Jasneet Gill, MBBS, MD1, Chimezie Mbachi, MD2 1North Knoxville Medical Center, Knoxville, TN; 2NORTH KNOXVILLE MEDICAL CENTER, Knoxville, TN Introduction: Colorectal cancer (CRC) is one of the most common malignancies in the U.S., typically presenting as a single primary tumor. However, the occurrence of dual primary colonic malignancies is a rare phenomenon. The reported frequency of synchronous Colorectal cancer is around 3.5% of all CRC and mean age is the seventh decade.
Case Description/
Methods: A 38-year-old male presented to the ER with a two-day history of generalized abdominal pain, associated with nausea, vomiting, and constipation. He reported intermittent constipation over the preceding two months. No significant family history, or any other predisposing factors. On examination, he was was mildly febrile with diffuse abdominal tenderness. Labs showed elevated white blood cell count of 14000 microliters with slight anemia, hemoglobin of 9.8g/dl . His lactic acid level, initially elevated at 2.1mmol. Abdominal Computed Tomography (CT) with contrast revealed a focal narrowing of the distal descending colon, suggesting partial bowel obstruction.

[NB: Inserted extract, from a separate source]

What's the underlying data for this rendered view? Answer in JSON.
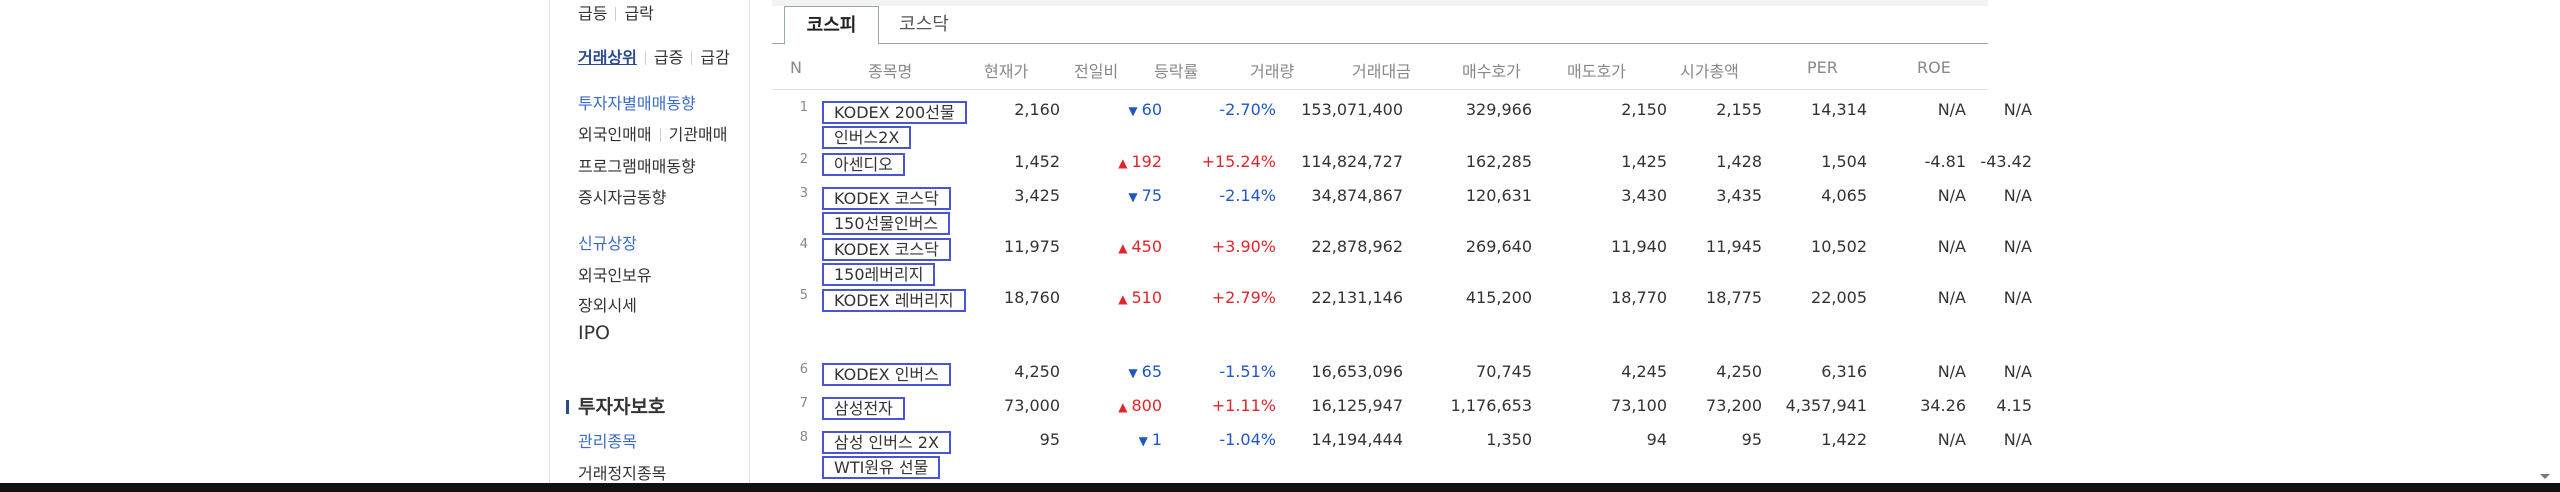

A subsequent gastrographic enema demonstrated an apple-core lesion at the splenic flexure and another at hepatic flexure, indicating a high-grade obstruction. The patient underwent exploratory laparotomy, and a subtotal colectomy with ileocolic anastomosis. A firm obstructing mass at the splenic flexure measuring 3.5 cm, and a large polypoid mass at the hepatic flexure, measured 4.5 cm both raising suspicion for malignancy. The resection margins and resected lymph nodes were negative, confirming a pathologic stage of IIA colon cancer. Postoperative recovery was complicated by small bowel obstruction (SBO), managed conservatively. A chest CT revealed small nodular opacities in the right lung base, prompting active surveillance with follow-up colonoscopy and CT in three months. Discussion: This case emphasizes the critical role of thorough evaluation as bowel obstruction can lead to diagnostic delay in malignancy. It raises the issue of current guidelines, which often exclude patients under 45 without predisposing factors or a family history. It is also crucial in synchronous malignancies to differentiate between primary tumor and metastatic disease for accurate staging and treatment. Genetic testing also plays an important role in determining the most appropriate treatment approach. Additionally, long-term follow-up is vital for monitoring recurrence, and patient compliance with regular screening is crucial.
Disclosures: Jasneet Gill indicated no relevant financial relationships. Chimezie Mbachi indicated no relevant financial relationships.
Jasneet Gill, MBBS, MD1, Chimezie Mbachi, MD2. P4665 - A Rare Case of Synchronous Primary Colonic Malignancies at the Hepatic and Splenic Flexures Presenting as Large Bowel Obstruction, ACG 2025 Annual Scientific Meeting Abstracts. Phoenix, AZ: American College of Gastroenterology.